Slim conductor promises more efficient solar cells and better electronics

A super-thin material has been discovered that could mean smaller and faster electronics.

University of MinnesotaA team of researchers, led by the University of Minnesota, have discovered a new nano-scale thin film material with the highest-ever conductivity in its class.

A transparent material has achieved the highest conductivity in its class promising advanced technological uses including solar cells and touch screens.

The material bucks the trend of materials that have what is known as a wide ‘bandgap’ – which means that light can pass through it – in that it still possesses high conductivity as well.

“The high conductivity and wide bandgap make this an ideal material for making optically transparent conducting films which could be used in a wide variety of electronic devices, including high-power electronics, electronic displays, touch screens and even solar cells in which light needs to pass through the device,” said lead researcher, Bharat Jalan, professor of chemical engineering and materials science at the University of Minnesota.

Most transparent conductors use the chemical element indium but its cost has increased over the last 20 years adding to the cost of display technology.
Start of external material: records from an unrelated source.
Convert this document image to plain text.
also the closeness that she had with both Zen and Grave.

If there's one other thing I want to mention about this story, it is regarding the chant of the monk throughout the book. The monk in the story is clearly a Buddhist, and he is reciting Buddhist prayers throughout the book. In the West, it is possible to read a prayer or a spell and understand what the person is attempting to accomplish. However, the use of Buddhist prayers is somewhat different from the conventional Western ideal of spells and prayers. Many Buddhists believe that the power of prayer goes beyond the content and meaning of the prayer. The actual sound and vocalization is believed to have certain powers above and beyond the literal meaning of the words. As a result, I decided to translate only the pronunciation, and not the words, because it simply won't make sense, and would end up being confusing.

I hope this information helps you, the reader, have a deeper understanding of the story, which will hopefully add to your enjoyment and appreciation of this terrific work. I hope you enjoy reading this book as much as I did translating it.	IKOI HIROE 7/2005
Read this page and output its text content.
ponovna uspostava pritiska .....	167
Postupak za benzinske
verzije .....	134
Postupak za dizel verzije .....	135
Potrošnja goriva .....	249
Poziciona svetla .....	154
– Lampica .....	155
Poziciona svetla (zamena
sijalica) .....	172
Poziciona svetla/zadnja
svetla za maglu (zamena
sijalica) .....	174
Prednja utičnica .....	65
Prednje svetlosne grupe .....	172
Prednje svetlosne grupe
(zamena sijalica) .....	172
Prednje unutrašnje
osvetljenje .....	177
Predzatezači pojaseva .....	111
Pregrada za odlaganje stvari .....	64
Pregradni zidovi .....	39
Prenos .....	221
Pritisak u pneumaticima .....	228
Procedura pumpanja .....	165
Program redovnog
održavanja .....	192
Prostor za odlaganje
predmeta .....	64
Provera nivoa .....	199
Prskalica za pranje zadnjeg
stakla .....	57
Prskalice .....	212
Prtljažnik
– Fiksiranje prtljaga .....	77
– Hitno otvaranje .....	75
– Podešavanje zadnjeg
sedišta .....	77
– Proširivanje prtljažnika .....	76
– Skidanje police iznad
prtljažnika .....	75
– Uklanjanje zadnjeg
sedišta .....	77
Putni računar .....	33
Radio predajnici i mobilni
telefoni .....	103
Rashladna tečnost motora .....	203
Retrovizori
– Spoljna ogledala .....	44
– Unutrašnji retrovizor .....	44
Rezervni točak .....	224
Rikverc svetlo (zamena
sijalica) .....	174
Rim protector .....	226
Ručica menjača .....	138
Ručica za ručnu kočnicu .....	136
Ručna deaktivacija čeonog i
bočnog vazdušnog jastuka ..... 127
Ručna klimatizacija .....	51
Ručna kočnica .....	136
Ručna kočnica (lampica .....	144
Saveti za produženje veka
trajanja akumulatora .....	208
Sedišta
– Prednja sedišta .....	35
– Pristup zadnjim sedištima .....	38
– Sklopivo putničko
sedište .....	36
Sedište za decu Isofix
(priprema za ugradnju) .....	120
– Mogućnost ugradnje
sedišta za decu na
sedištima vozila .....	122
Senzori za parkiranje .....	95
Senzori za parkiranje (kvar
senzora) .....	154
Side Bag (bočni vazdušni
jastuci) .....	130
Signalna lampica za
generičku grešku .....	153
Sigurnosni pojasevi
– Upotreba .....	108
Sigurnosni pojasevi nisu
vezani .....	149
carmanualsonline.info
This has spurred the search for alternative materials that work as well as indium-based transparent conductors.

The research team created a transparent conducting thin film by growing a thin film barium stannate. This is a combination of the relatively inexpensive elements barium, tin and oxygen though they replaced tin source with a chemical precursor of the alloy which has properties that enhanced its chemical reactivity.

“We were quite surprised at how well this unconventional approach worked the very first time we used the tin chemical precursor,” said chemical engineering and materials science graduate student Abhinav Prakash.

“It was a big risk, but it was quite a big breakthrough for us.”

The research was funded by the National Science Foundation (NSF), Air Force Office of Scientific Research (AFOSR), and the US Department of Energy.

“Even though this material has the highest conductivity within the same materials class, there is much room for improvement in addition to the outstanding potential for discovering new physics if we decrease the defects. That’s our next goal,” explained Jalan.